Les raisons expliquant le délai de parution du volume 12 relèvent d’éléments contractuels, or comme vous le savez les éléments d’un contrat sont tenus par des articles de confidentialité, quelle que soit mon envie de communiquer sur le sujet. La parution mondiale dans le même temps du volume 13 est assez complexe à gérer, notamment en raison du fait que là aussi un contrat spécifique de confidentialité (avec une amende assez salée en cas de non respect) a du être signé, et nous avons du bloquer toutes les infos que nous recevions, ainsi que la moindre image concernant ce tome. A l’heure de la sur-médiatisation, c’était un peu tendu… sinon, tout se fait en rythme direct, ce qui n’est pas simple. Nous n’aurons ainsi la couverture finale que quelques jours avant le départ en impression.
 

Ce genre de sortie simultanée dans plusieurs pays à tendance à se multiplier. Aimeriez-vous multiplier ce type de rendez-vous éditoriaux, notamment pour les titres les plus attendus à parution lente (Berserk par exemple) ? Est-ce difficile à mettre en place ?
Nous pouvons répondre à ce genre de demandes. Nous avons l’expertise pour être pertinent dans ce genre d’exercice, nous avons donc accédé à la demande de l’éditeur japonais. Ceci dit j’ai du mal à comprendre l’engouement pour ce procédé marketing. S’agissant d’un album, ou d’un film, il peut servir en effet à créer une caisse de résonance plus grande, mais en manga, la complexité réside dans le fait de devoir vendre une série, et non un tome. Donc à moins de faire un lancement mondial pour chaque volume, cela m’apparait plus comme un « effet de manche marketing » impactant sur le volume en question, mais loin d’être efficace ou suffisant pour une série entière. Ensuite, le lancement mondial ne m’apparait pas comme une fin en soi si l’on considère l’achat impulsif. Je préfère de loin avoir une bonne histoire, ce qui amène plus le lecteur à sauter le pas. En résumé, on n’achète pas un manga parce qu’il y a un lancement mondial.
  

Les dernières années marquent également chez certains éditeurs un retour vers les séries des années 1980, avec par exemple cette année les retours de Wingman chez Tonkam et de Sailor Moon chez Pika. Avez-vous déjà des idées en tête pour perpétrer cette tendance, que vous avez entamé notamment avec Captain Tsubasa ? Pourquoi un tel engouement pour la "nostalgie" ?
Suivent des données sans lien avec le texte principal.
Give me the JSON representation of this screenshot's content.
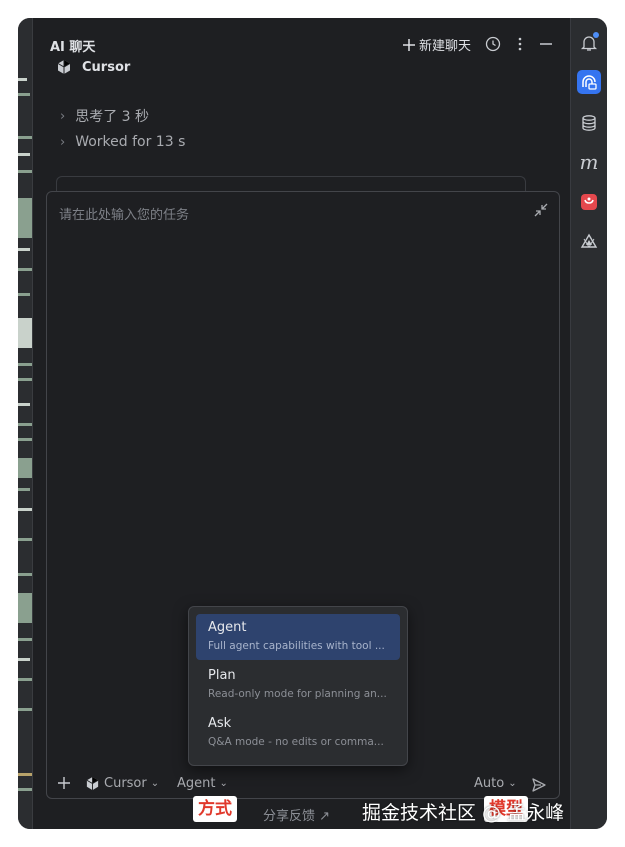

C’est une manière aussi de marquer les générations. Le revival est une manière aussi en politique culturelle de mettre en avant le meilleur de la décennie 80, mais aussi de pérenniser les éditions de ces titres. Captain Tsubasa n’était plus disponible en français avant que je ne décide de le racheter. Considérant la culture du manga en France, cela m’apparaissait incongru de ne pas avoir de version de ce manga. C’est aussi une forme de bilan, donc une page qui se tourne et ouvre vers une autre. C’est une manière également de s’adresser au public actuellement jeune du manga, d’éclairer leur découverte de cette culture en continuant à mettre disponible les anciens titres. Mais c’est très compliqué car au final, et quelle que soit la valeur que vous attachez à un auteur, le public décide véritablement seul de ce qui doit se pérenniser. Donc ça devient un jeu difficile, et surtout, on commence à avoir fait le tour des années 80.
 
   
   
    
Dans le même ordre d'idée, les éditions Perfect arrivent à la fin d'un premier cycle avec la fin de Dr Slump et prochainement de Kenshin le Vagabond. Quel bilan retenez-vous de ces premières rééditions ? Le label va-t-il être prochainement réactualisé avec de nouveaux titres, en particulier Ranma 1/2 qui a souvent été évoqué ?
Le bilan est satisfaisant sans être convaincant. Sur les 3 Perfects réalisées, nous avons la satisfaction éditoriale. Commercialement parlant c’est certes décevant quand on compare avec les chiffres des autres éditions vendues sur la même période, mais on ne s’attendait pas non plus à des miracles. Par contre le véritable objectif est atteint : celui-ci consistait à mettre en place une belle édition, équilibrée, complète et correcte, à même d’être achetée pendant de longues années. Or le schéma de ventes de ces titres est inverse de celui des tankobon. Plutôt qu’un gros pic de vente à parution d’un volume suivi d’une baisse lente, on n’a pas de pic, mais des ventes étalées dans le temps, et en progression lente mais stable. Tout se passe donc correctement, même si on avait espéré de plus amples résultats financiers nous permettant de financer d’autres projets. Cette ligne va donc bien entendu connaitre d’autres titres, mais de manière prudente, et l’un après l’autre. Vous en saurez sans doute plus d’ici à janvier prochain. J’ai déjà évoqué Ranma ½. Au-delà de la volonté et de la négociation, la réalisation est un autre degré de complexité, qui touche à la création de l’auteure. Le dossier est donc encore loin d’être terminé, la complexité de la réalisation étant à la hauteur de l’amplitude du projet. Ayant commis l’erreur de parler de ce titre, j’ai créé une forte impatience dans le lectorat qui n’est pas réaliste au vu de la temporalité du projet. Je préfère maintenant ne pas dévoiler mes plans à moyen et long termes, afin de ne pas créer de frustration chez ceux pour qui « ça n’arrive pas assez vite ».
 
   
  
 
Le devenir d'un autre label nous inquiète un peu plus : le Vintage. Bien que le Voyage de Ryu et Ashita no Joe soient arrivés à terme, la collection semble en difficulté. Comment envisagez-vous l'avenir de ce label ? Avez-vous envisagé d'autres stratégies, d'autres cibles, pour pérenniser cette collection ?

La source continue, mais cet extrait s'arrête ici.